PDF processing with 2.1
Brought to you by:
igor_filippov
Version 2.1 behaves strangely on pdfs:
lot of false positives comparing to 2.0
reporting to text file is broken, image coordintaes are always: "-2147483648x-2147483648--2147483648x-2147483648"
How to reproduce:
osra --learn -i -u 2 -c -e -p -g -f smi -o test -w test21.csv annurev.pdf
test21.csv - output of version 2.1
test20.csv - output of version 2.0
annurev.pdf is attached as well
Attachments (continued)
--learn is a debug output option, it should not be used to obtain structures.
Also -i and -u 2 should only be used if you know you really need them.
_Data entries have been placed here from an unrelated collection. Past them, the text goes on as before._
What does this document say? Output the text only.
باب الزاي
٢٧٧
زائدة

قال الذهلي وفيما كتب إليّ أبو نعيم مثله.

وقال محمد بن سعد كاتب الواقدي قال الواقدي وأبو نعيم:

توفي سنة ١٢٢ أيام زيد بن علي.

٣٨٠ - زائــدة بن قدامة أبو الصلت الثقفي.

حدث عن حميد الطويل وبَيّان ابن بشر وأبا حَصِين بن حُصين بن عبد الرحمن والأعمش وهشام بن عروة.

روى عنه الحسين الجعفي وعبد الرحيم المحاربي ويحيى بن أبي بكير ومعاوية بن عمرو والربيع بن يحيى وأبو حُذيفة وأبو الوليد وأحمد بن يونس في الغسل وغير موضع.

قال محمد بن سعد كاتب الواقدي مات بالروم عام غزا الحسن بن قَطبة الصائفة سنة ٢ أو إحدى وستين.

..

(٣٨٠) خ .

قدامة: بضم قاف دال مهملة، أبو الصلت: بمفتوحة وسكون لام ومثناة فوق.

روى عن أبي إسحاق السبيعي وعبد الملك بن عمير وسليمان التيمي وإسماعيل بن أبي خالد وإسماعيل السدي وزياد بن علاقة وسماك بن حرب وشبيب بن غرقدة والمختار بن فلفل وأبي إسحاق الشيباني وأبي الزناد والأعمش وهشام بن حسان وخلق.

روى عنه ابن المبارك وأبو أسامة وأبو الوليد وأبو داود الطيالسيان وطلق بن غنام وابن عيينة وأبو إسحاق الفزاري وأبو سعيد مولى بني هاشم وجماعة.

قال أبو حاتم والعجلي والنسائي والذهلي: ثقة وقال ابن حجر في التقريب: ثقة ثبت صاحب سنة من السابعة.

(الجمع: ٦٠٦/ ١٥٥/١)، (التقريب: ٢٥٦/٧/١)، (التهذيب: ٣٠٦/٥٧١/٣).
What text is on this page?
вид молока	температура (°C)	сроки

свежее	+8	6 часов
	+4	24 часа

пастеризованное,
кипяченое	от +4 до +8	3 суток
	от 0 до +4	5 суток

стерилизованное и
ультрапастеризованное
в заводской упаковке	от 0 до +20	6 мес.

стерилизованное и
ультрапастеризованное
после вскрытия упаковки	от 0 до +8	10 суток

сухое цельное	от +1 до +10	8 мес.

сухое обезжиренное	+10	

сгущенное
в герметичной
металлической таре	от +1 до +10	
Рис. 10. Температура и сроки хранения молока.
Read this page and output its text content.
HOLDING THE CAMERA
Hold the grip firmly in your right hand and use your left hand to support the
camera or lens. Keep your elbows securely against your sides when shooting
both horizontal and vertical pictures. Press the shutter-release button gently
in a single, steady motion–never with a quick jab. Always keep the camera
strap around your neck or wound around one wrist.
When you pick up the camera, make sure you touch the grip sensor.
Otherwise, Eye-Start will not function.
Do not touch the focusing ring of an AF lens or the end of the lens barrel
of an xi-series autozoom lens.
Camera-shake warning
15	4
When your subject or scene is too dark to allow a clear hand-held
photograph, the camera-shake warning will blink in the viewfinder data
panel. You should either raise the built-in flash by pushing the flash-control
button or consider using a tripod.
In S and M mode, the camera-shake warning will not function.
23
I suggest the following command line options:
osra -f sdf -w output.sdf input.pdf
Thank you for such a detailed answer!
I try:
"osra -c -f sdf -w test.sdf -o test annurev.pdf"
I will take a look at the bounding box problem.
Fixed in r1036.
Please note that the coordinates for PDF (and PS) files depend on the resolution at which the rasterized image is rendered. The resolution used by OSRA may not be the same as the resolution used by a user's PDF viewer, so the printed out coordinates will not correspond to the on-screen locations.
Thanks a lot, Igor!
yes, I see I need further exploration to make use of these coordinates.
I can't compile src/osra_lib.cpp after [r1036]:
in lines 363 and 364, namespace 'cout::' should be added before 'cout' and 'endl'
Related
Commit: [r1036]
Oops, my bad.
Added missing namespace in 1038.